「――それじゃあ霰、学校いってくるね!」


「……あ、ちょっと待て」


新学期、靴を履いて玄関を出ようとしたら霰に止められた。振り返ると、そこには私にお弁当を差し出している霰がいた。


「……忘れ物。それじゃ、いってらっしゃい」


そして私にキスをしてニコリと笑った。


「……ん。行ってきます!」


そう言って私は学校に向かった。学校に着くと、奏が校門の近くに立っていた。


「あっ、雫おはよー! 今日から3年生だね♪」


「うん! 同じクラスだといいね」


その後は始業式をし、教材を配られて終わった。それから1ヶ月後。


「……え、何これ……!?」


私のロッカーやげた箱には、たくさんの手紙やプレゼントが入っていたのだ。これって、たぶんラブレター……だよね?


「うわっ、雫ったらモッテモテ〜!! いいな〜」


隣にいる奏も驚いている。すると、後ろから肩を叩かれた。振り返ると、そこには1年生の男子がいた。

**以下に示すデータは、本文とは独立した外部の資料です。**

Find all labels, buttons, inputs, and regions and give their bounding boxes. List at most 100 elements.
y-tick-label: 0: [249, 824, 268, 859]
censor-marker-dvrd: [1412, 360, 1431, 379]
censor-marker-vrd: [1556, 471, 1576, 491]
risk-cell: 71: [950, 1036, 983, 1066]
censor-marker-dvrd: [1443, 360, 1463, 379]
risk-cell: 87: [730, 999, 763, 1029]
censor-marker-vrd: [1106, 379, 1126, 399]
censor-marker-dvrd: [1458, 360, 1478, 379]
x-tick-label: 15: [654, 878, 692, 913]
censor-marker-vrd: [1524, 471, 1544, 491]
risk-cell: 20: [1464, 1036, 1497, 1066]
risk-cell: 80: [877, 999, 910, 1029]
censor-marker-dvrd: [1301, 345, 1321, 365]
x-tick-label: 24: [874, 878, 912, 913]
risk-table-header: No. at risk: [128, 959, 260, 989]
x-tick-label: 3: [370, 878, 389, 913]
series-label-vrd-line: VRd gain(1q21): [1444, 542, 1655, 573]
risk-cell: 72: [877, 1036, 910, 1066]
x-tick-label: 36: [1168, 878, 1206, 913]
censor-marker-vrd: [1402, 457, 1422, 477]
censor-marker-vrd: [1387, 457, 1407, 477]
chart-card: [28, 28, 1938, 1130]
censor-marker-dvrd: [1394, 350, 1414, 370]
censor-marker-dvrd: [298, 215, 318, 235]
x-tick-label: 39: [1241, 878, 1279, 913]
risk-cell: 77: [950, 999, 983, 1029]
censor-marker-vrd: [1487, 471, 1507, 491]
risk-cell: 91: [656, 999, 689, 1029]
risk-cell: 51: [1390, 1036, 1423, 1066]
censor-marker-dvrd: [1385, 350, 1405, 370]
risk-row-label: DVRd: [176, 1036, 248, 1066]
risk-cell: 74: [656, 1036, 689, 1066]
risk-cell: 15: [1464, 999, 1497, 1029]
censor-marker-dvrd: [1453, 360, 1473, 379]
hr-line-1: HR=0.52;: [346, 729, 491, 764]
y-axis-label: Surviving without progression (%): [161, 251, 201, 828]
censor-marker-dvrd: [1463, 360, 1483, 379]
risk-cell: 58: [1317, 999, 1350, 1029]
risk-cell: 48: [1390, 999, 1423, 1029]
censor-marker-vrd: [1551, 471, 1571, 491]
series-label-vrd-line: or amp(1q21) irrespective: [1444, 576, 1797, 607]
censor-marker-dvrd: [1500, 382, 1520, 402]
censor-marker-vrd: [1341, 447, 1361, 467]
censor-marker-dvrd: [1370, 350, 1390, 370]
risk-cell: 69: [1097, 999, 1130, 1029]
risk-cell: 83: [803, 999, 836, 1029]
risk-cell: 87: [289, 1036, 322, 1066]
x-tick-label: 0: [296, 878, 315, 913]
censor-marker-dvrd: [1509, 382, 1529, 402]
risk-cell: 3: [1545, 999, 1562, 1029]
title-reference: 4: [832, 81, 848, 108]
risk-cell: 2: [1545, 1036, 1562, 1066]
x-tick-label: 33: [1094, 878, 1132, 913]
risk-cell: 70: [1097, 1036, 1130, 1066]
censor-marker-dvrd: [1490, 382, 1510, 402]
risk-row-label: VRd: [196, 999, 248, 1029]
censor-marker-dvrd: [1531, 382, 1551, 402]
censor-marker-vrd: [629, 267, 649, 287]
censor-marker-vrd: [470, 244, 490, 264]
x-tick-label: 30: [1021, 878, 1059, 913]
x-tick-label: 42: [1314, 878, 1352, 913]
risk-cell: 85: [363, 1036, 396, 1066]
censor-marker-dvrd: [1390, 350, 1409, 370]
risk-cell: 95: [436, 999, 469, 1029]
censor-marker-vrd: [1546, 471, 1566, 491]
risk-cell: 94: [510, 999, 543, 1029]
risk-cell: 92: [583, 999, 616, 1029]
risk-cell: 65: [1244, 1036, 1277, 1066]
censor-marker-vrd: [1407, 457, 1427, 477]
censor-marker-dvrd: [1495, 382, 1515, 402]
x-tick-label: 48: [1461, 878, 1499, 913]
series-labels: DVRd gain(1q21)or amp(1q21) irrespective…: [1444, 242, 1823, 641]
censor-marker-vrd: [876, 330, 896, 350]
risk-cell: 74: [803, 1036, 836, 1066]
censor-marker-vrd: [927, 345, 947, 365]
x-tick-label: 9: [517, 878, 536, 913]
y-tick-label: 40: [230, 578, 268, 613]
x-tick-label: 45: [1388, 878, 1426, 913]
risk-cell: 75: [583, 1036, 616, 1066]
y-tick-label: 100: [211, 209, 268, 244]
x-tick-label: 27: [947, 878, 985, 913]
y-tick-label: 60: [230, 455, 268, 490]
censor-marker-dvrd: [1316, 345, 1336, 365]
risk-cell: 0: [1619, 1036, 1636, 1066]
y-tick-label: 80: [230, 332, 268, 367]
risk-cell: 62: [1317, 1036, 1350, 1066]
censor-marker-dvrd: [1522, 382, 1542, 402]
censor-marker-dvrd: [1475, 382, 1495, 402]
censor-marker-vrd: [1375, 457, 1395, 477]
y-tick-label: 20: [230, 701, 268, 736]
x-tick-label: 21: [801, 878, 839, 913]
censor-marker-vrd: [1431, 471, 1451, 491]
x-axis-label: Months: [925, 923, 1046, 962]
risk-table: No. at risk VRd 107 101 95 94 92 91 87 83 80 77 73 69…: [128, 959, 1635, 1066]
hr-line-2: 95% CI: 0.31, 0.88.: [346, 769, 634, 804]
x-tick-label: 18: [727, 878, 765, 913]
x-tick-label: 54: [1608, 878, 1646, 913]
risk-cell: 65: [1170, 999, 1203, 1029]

「あっ、あの……! 僕、星空先輩が好きなんです! つ、付き合ってください……っ!!」


えっ……告白!?ていうか1回しか話した事ないし……。


「ご、ごめんね私彼氏がいるから……。でもありがとね、君、名前は何ていうの?」


「えっと……月谷 夏です!!」


「月谷くん、これからも後輩としてよろしくね!」


「はいっ!! では、さようなら!」


そう言って月谷くんは走って教室に戻っていった。





それから3年後。私と霰は結婚し、2人の子供が産まれた。長男が空海、その妹は愛花という名前にした。


「ママー、抱っこしてー!」


そう言って私の方に走ってくる愛花。


「はいはい、……あっ、空海! ごめん、洗濯物しておいてくれないかな?」


「うん、分かったー」


私の夫、霰は大企業の社長になり、子供は国立に行けるくらいに頭がよくなっていた。空海は中3、愛花は小1だ。愛花が寝たのを確認して、本を読んでいると空海が私と霰をリビングに呼んだ。


「母さん、父さん。……俺、彼女できたんだ。あと、志望校に合格した」


え……空海に彼女……!?


「ん、そっか。……それで、彼女はどんな子なの?」


「俺の1つ年下で、とても明るくて優しい子だよ。……可愛いし」


「ふぅん。空海はその子と結婚するのか?」


「えっ……! と、父さん!?」


「まぁ、私達も空海と同じように先輩と後輩だったもの。私はその子と結婚するの、賛成だからね。……さてと、そろそろ寝よっか、2人とも」


そして私と霰はベッドに入った。すると、霰が優しく抱きしめてきた。